Unix Weekend Crash Course
This text consists of 30 sessions that teach the core concepts of UNIX over a weekend. It focuses on the standard core UNIX OS and teaches the basics needed to perform system administration and programming in the UNIX environment. It focuses on the common aspects among the different flavours (or types) of UNIX, noting the important differences throughout. Topics covered include the many flavors of UNIX; manipulating files; writing shell scripts; batch editing and programming with awk; Perl programming; Apache Web Server; and Internet security. The features of a "Weekend Crash Course" are: each session takes 30 minutes to complete; four time-to-go icons ("30 Min To Go," "20 Min To Go," "10 Min To Go," and "Done!") gauge the reader's progress through any given session; "Quiz Yourself" questions (at the end of each session) and "Part Review" questions allow the reader to review what they have just learnedl; and skill assessment software on the CD-ROM helps readers gauge their skill level before and after reading this book. The CD-ROM contains skills assessment software based on the sessions in the book; UNIX tools; and sample scripts from the book.
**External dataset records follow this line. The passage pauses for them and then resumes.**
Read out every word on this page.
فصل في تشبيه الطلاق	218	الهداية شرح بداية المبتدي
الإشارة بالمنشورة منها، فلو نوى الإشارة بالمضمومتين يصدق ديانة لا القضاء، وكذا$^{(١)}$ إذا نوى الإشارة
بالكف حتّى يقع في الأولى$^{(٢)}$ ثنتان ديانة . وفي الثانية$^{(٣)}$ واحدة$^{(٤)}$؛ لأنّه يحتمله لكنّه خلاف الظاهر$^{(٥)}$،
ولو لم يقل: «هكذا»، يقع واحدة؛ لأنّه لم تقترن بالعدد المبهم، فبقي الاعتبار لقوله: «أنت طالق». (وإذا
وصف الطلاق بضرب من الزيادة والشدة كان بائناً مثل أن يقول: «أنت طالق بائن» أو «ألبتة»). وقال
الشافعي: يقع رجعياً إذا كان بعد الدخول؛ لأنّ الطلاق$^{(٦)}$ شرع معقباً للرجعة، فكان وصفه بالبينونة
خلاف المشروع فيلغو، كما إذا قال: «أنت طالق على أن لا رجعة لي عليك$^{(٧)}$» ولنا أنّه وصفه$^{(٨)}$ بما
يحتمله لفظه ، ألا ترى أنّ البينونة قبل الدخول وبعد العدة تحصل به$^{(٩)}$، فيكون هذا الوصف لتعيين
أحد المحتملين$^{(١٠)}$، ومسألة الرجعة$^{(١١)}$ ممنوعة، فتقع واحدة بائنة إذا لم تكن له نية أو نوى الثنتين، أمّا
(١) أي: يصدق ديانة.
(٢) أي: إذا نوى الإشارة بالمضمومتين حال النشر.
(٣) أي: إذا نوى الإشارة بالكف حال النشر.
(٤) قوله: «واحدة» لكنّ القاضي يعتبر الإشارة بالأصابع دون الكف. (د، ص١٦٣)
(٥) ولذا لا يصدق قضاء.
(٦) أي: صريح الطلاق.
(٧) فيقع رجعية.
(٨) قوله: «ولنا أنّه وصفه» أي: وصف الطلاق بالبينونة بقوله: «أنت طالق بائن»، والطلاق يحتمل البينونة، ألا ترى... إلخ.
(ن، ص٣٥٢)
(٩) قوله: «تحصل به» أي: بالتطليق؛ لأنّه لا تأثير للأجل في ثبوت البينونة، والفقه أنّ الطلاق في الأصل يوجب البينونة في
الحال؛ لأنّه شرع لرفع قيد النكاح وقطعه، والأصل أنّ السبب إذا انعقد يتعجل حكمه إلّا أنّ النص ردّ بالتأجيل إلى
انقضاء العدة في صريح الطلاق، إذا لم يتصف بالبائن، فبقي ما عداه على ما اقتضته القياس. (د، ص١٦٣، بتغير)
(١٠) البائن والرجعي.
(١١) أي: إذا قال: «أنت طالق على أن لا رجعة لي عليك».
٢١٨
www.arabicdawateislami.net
- Mixed media product | 408 pages
- 187.5 x 234.2 x 23.1mm | 630.5g
- 10 May 2002
- John Wiley & Sons Inc
- Hungry Minds Inc,U.S.
- Foster City, United States
About Arthur Griffith
Arthur Griffith (Homer, Alaska). Arthur has been a full-time writer since 1997. From 1977 through 1997, he worked as a computer consultant and a system-level programmer. Arthur's first introduction to UNIX was in 1985 when he installed a BSD system on a DEC 750. This was followed by a contract to develop a specialized network communications protocol to transmit encrypted data over a WAN using SCO Xenix. He has also done extensive development work with HP-UX software and Sun's Solaris and Motif. Arthur has authored nine books, six of them for HMI. His titles include: KDE Programming Bible (HMI; 2000); GNOME/GTK+ Programming Bible (HMI, 2000); COBOL For Dummies (HMI, 1997); Java Master Reference (HMI, 1998); and Peter Norton's Complete Guide to Linux (Sams, 1999).